According to the World Health Organization, neglect and abuse is a growing problem. Understanding the different types of neglect can put you on high alert for noticing problems with your loved ones’ care. Most neglect falls into the following categories:
The family members of loved ones in care homes often choose to meet with an injury lawyer after suspecting medical neglect. Typically, this neglect occurs when a care facility’s employees don’t meet their residents’ healthcare needs. There can be many alarming forms of medical neglect, such as:
● Not administering the right medications at the right times
● Not providing adequate care for specific health problems like dementia
● Not moving residents with mobility limitations frequently, increasing the risk of bedsores
● Failing to report signs of illnesses, infections, and other health changes to healthcare professionals
Medical neglect can be severe, with some cases resulting in life-threatening and entirely avoidable illnesses, such as infections and sepsis. If you suspect medical neglect, voice your concerns to nursing home management. They can be your first port of call. Failing that, contact law enforcement and a personal injury lawyer specializing in nursing home neglect.
Basic Living Neglect
We all deserve to have the necessities of life. Many people put their loved ones into care when they worry about them not being able to care for themselves at a basic level. While it’s only natural to assume that care homes will take care of basic living needs, that doesn’t always happen. Basic living neglect describes a nursing home not providing its residents with:
● A comfortable living environment
● A clean living environment
● Adequate food and water
Such neglect should be taken seriously, especially since the repercussions can be severe. Studies have shown that patients admitted to hospitals from care homes are often dehydrated and at a greater risk of in-hospital mortality than those admitted from their own homes.
Personal Hygiene Neglect
You might admit your loved one into a care home when they can no longer manage their hygiene. However, there are also no guarantees that a care home will either. Personal hygiene neglect is a common cause of neglect, with some care home workers failing to check in on residents often, change their clothing and bedding frequently, and bathe them correctly.
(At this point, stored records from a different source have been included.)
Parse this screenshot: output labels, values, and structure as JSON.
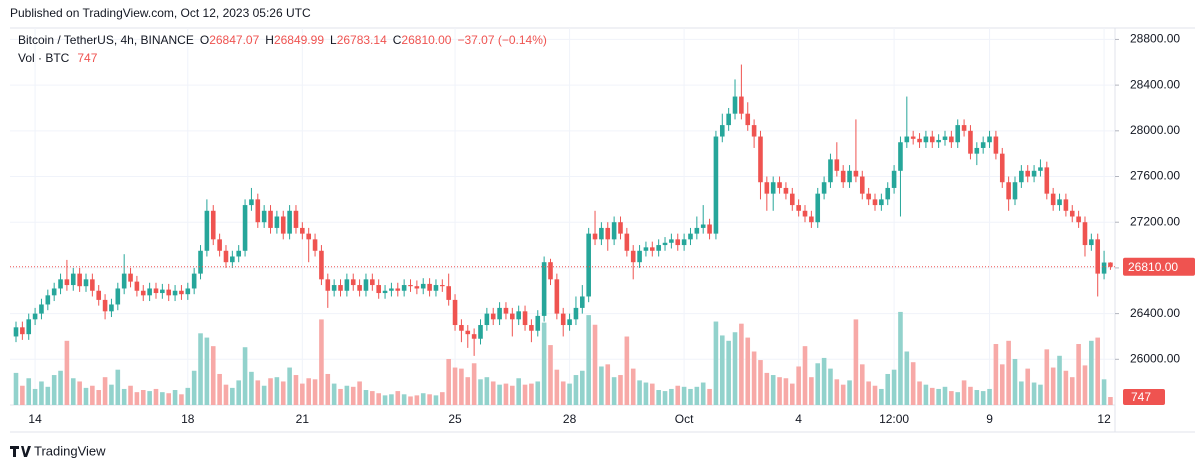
{
  "page": {
    "published": "Published on TradingView.com, Oct 12, 2023 05:26 UTC",
    "brand": "TradingView"
  },
  "legend": {
    "symbol": "Bitcoin / TetherUS, 4h, BINANCE",
    "o": "O",
    "open": "26847.07",
    "h": "H",
    "high": "26849.99",
    "l": "L",
    "low": "26783.14",
    "c": "C",
    "close": "26810.00",
    "change": "−37.07 (−0.14%)",
    "vol": "Vol · BTC"
  },
  "chart_data": {
    "type": "candlestick",
    "up_color": "#26a69a",
    "down_color": "#ef5350",
    "up_volume_color": "#92d2cc",
    "down_volume_color": "#f7a9a7",
    "ylim": [
      25600,
      28900
    ],
    "vlim": [
      0,
      10000
    ],
    "grid": true,
    "last_price_label": "26810.00",
    "yticks": [
      {
        "value": 26000,
        "label": "26000.00"
      },
      {
        "value": 26400,
        "label": "26400.00"
      },
      {
        "value": 26800,
        "label": "26800.00"
      },
      {
        "value": 27200,
        "label": "27200.00"
      },
      {
        "value": 27600,
        "label": "27600.00"
      },
      {
        "value": 28000,
        "label": "28000.00"
      },
      {
        "value": 28400,
        "label": "28400.00"
      },
      {
        "value": 28800,
        "label": "28800.00"
      }
    ],
    "categories": [
      null,
      null,
      null,
      "14",
      null,
      null,
      null,
      null,
      null,
      null,
      null,
      null,
      null,
      null,
      null,
      null,
      null,
      null,
      null,
      null,
      null,
      null,
      null,
      null,
      null,
      null,
      null,
      "18",
      null,
      null,
      null,
      null,
      null,
      null,
      null,
      null,
      null,
      null,
      null,
      null,
      null,
      null,
      null,
      null,
      null,
      "21",
      null,
      null,
      null,
      null,
      null,
      null,
      null,
      null,
      null,
      null,
      null,
      null,
      null,
      null,
      null,
      null,
      null,
      null,
      null,
      null,
      null,
      null,
      null,
      "25",
      null,
      null,
      null,
      null,
      null,
      null,
      null,
      null,
      null,
      null,
      null,
      null,
      null,
      null,
      null,
      null,
      null,
      "28",
      null,
      null,
      null,
      null,
      null,
      null,
      null,
      null,
      null,
      null,
      null,
      null,
      null,
      null,
      null,
      null,
      null,
      "Oct",
      null,
      null,
      null,
      null,
      null,
      null,
      null,
      null,
      null,
      null,
      null,
      null,
      null,
      null,
      null,
      null,
      null,
      "4",
      null,
      null,
      null,
      null,
      null,
      null,
      null,
      null,
      null,
      null,
      null,
      null,
      null,
      null,
      "12:00",
      null,
      null,
      null,
      null,
      null,
      null,
      null,
      null,
      null,
      null,
      null,
      null,
      null,
      null,
      "9",
      null,
      null,
      null,
      null,
      null,
      null,
      null,
      null,
      null,
      null,
      null,
      null,
      null,
      null,
      null,
      null,
      null,
      "12",
      null
    ],
    "open": [
      26200,
      26280,
      26220,
      26350,
      26400,
      26480,
      26560,
      26620,
      26700,
      26650,
      26750,
      26640,
      26700,
      26600,
      26520,
      26420,
      26480,
      26620,
      26750,
      26680,
      26600,
      26560,
      26620,
      26580,
      26610,
      26560,
      26600,
      26570,
      26620,
      26750,
      26950,
      27300,
      27050,
      26950,
      26850,
      26900,
      26950,
      27350,
      27400,
      27200,
      27300,
      27150,
      27250,
      27100,
      27300,
      27150,
      27100,
      27050,
      26950,
      26700,
      26600,
      26650,
      26600,
      26700,
      26650,
      26600,
      26700,
      26650,
      26580,
      26600,
      26620,
      26600,
      26650,
      26640,
      26620,
      26660,
      26600,
      26650,
      26640,
      26520,
      26300,
      26250,
      26220,
      26180,
      26300,
      26400,
      26350,
      26450,
      26400,
      26350,
      26420,
      26300,
      26250,
      26380,
      26850,
      26700,
      26400,
      26300,
      26350,
      26450,
      26550,
      27100,
      27050,
      27150,
      27050,
      27200,
      27100,
      26950,
      26850,
      26950,
      26980,
      26950,
      27000,
      27020,
      27050,
      27000,
      27050,
      27100,
      27150,
      27180,
      27100,
      27950,
      28050,
      28150,
      28300,
      28150,
      28050,
      27950,
      27550,
      27450,
      27550,
      27500,
      27450,
      27350,
      27300,
      27250,
      27200,
      27450,
      27550,
      27750,
      27650,
      27550,
      27650,
      27600,
      27450,
      27400,
      27350,
      27400,
      27500,
      27650,
      27900,
      27950,
      27930,
      27900,
      27950,
      27900,
      27920,
      27950,
      27900,
      28050,
      28000,
      27800,
      27850,
      27900,
      27950,
      27800,
      27550,
      27400,
      27550,
      27650,
      27600,
      27650,
      27680,
      27450,
      27350,
      27400,
      27300,
      27250,
      27200,
      27000,
      27050,
      26750,
      26847.07
    ],
    "high": [
      26330,
      26330,
      26400,
      26450,
      26530,
      26610,
      26670,
      26750,
      26870,
      26800,
      26800,
      26750,
      26750,
      26650,
      26570,
      26530,
      26670,
      26920,
      26800,
      26730,
      26650,
      26670,
      26670,
      26660,
      26660,
      26650,
      26650,
      26670,
      26800,
      27000,
      27400,
      27350,
      27100,
      27000,
      26950,
      27000,
      27400,
      27500,
      27450,
      27350,
      27350,
      27300,
      27300,
      27350,
      27350,
      27200,
      27150,
      27100,
      27000,
      26750,
      26700,
      26700,
      26750,
      26750,
      26700,
      26750,
      26750,
      26700,
      26650,
      26670,
      26670,
      26700,
      26700,
      26690,
      26710,
      26710,
      26700,
      26700,
      26750,
      26570,
      26350,
      26300,
      26270,
      26350,
      26450,
      26450,
      26500,
      26500,
      26450,
      26470,
      26470,
      26350,
      26430,
      26900,
      26880,
      26750,
      26450,
      26400,
      26550,
      26650,
      27150,
      27300,
      27200,
      27200,
      27250,
      27250,
      27150,
      27000,
      27000,
      27030,
      27030,
      27050,
      27070,
      27100,
      27100,
      27100,
      27150,
      27250,
      27350,
      27230,
      28000,
      28150,
      28200,
      28450,
      28580,
      28250,
      28100,
      28000,
      27600,
      27600,
      27600,
      27550,
      27500,
      27400,
      27350,
      27300,
      27500,
      27600,
      27800,
      27900,
      27700,
      27700,
      28100,
      27650,
      27500,
      27450,
      27450,
      27550,
      27700,
      27950,
      28300,
      28000,
      27980,
      28000,
      28000,
      27970,
      28000,
      28000,
      28100,
      28100,
      28050,
      27900,
      27950,
      28000,
      28000,
      27850,
      27600,
      27600,
      27700,
      27700,
      27700,
      27750,
      27730,
      27500,
      27450,
      27450,
      27350,
      27300,
      27250,
      27100,
      27100,
      26950,
      26849.99
    ],
    "low": [
      26150,
      26170,
      26170,
      26300,
      26350,
      26430,
      26510,
      26570,
      26600,
      26600,
      26590,
      26590,
      26550,
      26470,
      26350,
      26370,
      26430,
      26570,
      26630,
      26550,
      26510,
      26510,
      26530,
      26530,
      26510,
      26510,
      26520,
      26520,
      26570,
      26700,
      26900,
      27000,
      26900,
      26800,
      26800,
      26850,
      26900,
      27300,
      27150,
      27150,
      27100,
      27100,
      27050,
      27050,
      27100,
      27050,
      26850,
      26900,
      26650,
      26450,
      26550,
      26550,
      26550,
      26600,
      26550,
      26550,
      26600,
      26530,
      26530,
      26550,
      26550,
      26550,
      26590,
      26570,
      26570,
      26550,
      26550,
      26590,
      26470,
      26250,
      26150,
      26100,
      26030,
      26130,
      26250,
      26300,
      26300,
      26350,
      26200,
      26300,
      26250,
      26150,
      26200,
      26330,
      26650,
      26350,
      26200,
      26250,
      26300,
      26400,
      26500,
      27000,
      27000,
      26950,
      27000,
      27050,
      26900,
      26700,
      26800,
      26900,
      26900,
      26900,
      26950,
      26970,
      26950,
      26950,
      27000,
      27050,
      27100,
      27050,
      27050,
      27900,
      28000,
      28100,
      28100,
      28000,
      27850,
      27400,
      27300,
      27300,
      27450,
      27400,
      27300,
      27250,
      27200,
      27150,
      27150,
      27400,
      27500,
      27600,
      27500,
      27500,
      27550,
      27400,
      27350,
      27300,
      27300,
      27350,
      27450,
      27250,
      27850,
      27880,
      27850,
      27850,
      27850,
      27850,
      27870,
      27850,
      27850,
      27950,
      27750,
      27700,
      27800,
      27850,
      27750,
      27500,
      27300,
      27350,
      27500,
      27550,
      27550,
      27600,
      27400,
      27300,
      27300,
      27250,
      27200,
      27150,
      26900,
      26950,
      26550,
      26700,
      26783.14
    ],
    "close": [
      26280,
      26220,
      26350,
      26400,
      26480,
      26560,
      26620,
      26700,
      26650,
      26750,
      26640,
      26700,
      26600,
      26520,
      26420,
      26480,
      26620,
      26750,
      26680,
      26600,
      26560,
      26620,
      26580,
      26610,
      26560,
      26600,
      26570,
      26620,
      26750,
      26950,
      27300,
      27050,
      26950,
      26850,
      26900,
      26950,
      27350,
      27400,
      27200,
      27300,
      27150,
      27250,
      27100,
      27300,
      27150,
      27100,
      27050,
      26950,
      26700,
      26600,
      26650,
      26600,
      26700,
      26650,
      26600,
      26700,
      26650,
      26580,
      26600,
      26620,
      26600,
      26650,
      26640,
      26620,
      26660,
      26600,
      26650,
      26640,
      26520,
      26300,
      26250,
      26220,
      26180,
      26300,
      26400,
      26350,
      26450,
      26400,
      26350,
      26420,
      26300,
      26250,
      26380,
      26850,
      26700,
      26400,
      26300,
      26350,
      26450,
      26550,
      27100,
      27050,
      27150,
      27050,
      27200,
      27100,
      26950,
      26850,
      26950,
      26980,
      26950,
      27000,
      27020,
      27050,
      27000,
      27050,
      27100,
      27150,
      27180,
      27100,
      27950,
      28050,
      28150,
      28300,
      28150,
      28050,
      27950,
      27550,
      27450,
      27550,
      27500,
      27450,
      27350,
      27300,
      27250,
      27200,
      27450,
      27550,
      27750,
      27650,
      27550,
      27650,
      27600,
      27450,
      27400,
      27350,
      27400,
      27500,
      27650,
      27900,
      27950,
      27930,
      27900,
      27950,
      27900,
      27920,
      27950,
      27900,
      28050,
      28000,
      27800,
      27850,
      27900,
      27950,
      27800,
      27550,
      27400,
      27550,
      27650,
      27600,
      27650,
      27680,
      27450,
      27350,
      27400,
      27300,
      27250,
      27200,
      27000,
      27050,
      26750,
      26847.07,
      26810
    ],
    "volume": [
      3000,
      1800,
      2500,
      1500,
      2200,
      1700,
      2800,
      3200,
      6000,
      2500,
      2200,
      1600,
      1800,
      1400,
      2600,
      1900,
      3300,
      1500,
      1800,
      1200,
      1400,
      1300,
      1500,
      1200,
      1100,
      1400,
      1000,
      1600,
      3200,
      6700,
      6300,
      5500,
      2900,
      1900,
      1600,
      2300,
      5400,
      3100,
      2300,
      1800,
      2500,
      2600,
      2200,
      3500,
      2800,
      2000,
      2500,
      2400,
      8000,
      2900,
      2000,
      1500,
      1800,
      1700,
      2200,
      1400,
      1300,
      1100,
      900,
      1000,
      1300,
      1000,
      800,
      900,
      1100,
      1000,
      900,
      1200,
      4300,
      3500,
      3400,
      2600,
      3900,
      2400,
      2600,
      2200,
      1900,
      2000,
      1800,
      2500,
      1900,
      2000,
      2200,
      7700,
      5600,
      3300,
      2200,
      2000,
      2800,
      3200,
      8400,
      7500,
      3600,
      3800,
      2600,
      2800,
      6400,
      3400,
      2300,
      2100,
      2000,
      1400,
      1300,
      1500,
      1800,
      1700,
      1500,
      1700,
      2100,
      1500,
      7800,
      6500,
      6000,
      6800,
      7600,
      6300,
      5000,
      4200,
      3000,
      2800,
      2600,
      2500,
      2000,
      3600,
      5500,
      2600,
      3900,
      4400,
      3400,
      2400,
      1900,
      2300,
      8000,
      3800,
      2200,
      1800,
      1500,
      2900,
      3300,
      8700,
      5000,
      4000,
      2200,
      1900,
      1600,
      1500,
      1700,
      1300,
      1200,
      2300,
      1700,
      1400,
      1300,
      1500,
      5700,
      3800,
      6000,
      4300,
      2200,
      3400,
      2100,
      1900,
      5200,
      3500,
      4600,
      3200,
      2600,
      5700,
      3700,
      6000,
      6300,
      2400,
      747
    ]
  }
}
We all know that social relationships and health are linked. Yet, social neglect is still a problem in care homes throughout the world. Care home workers can neglect their residents’ social needs when they fail to provide mobility aids, don’t move residents with mobility problems, and isolate vulnerable residents.
Nursing home neglect shouldn’t be common, but it is. Many residents and their families have found themselves the victims due to care home failures, industry shortcomings, and systemic failures. Take action if you’ve noticed any of these forms of neglect above. Reporting what you’ve witnessed and seeking legal help might save lives and improve health outcomes.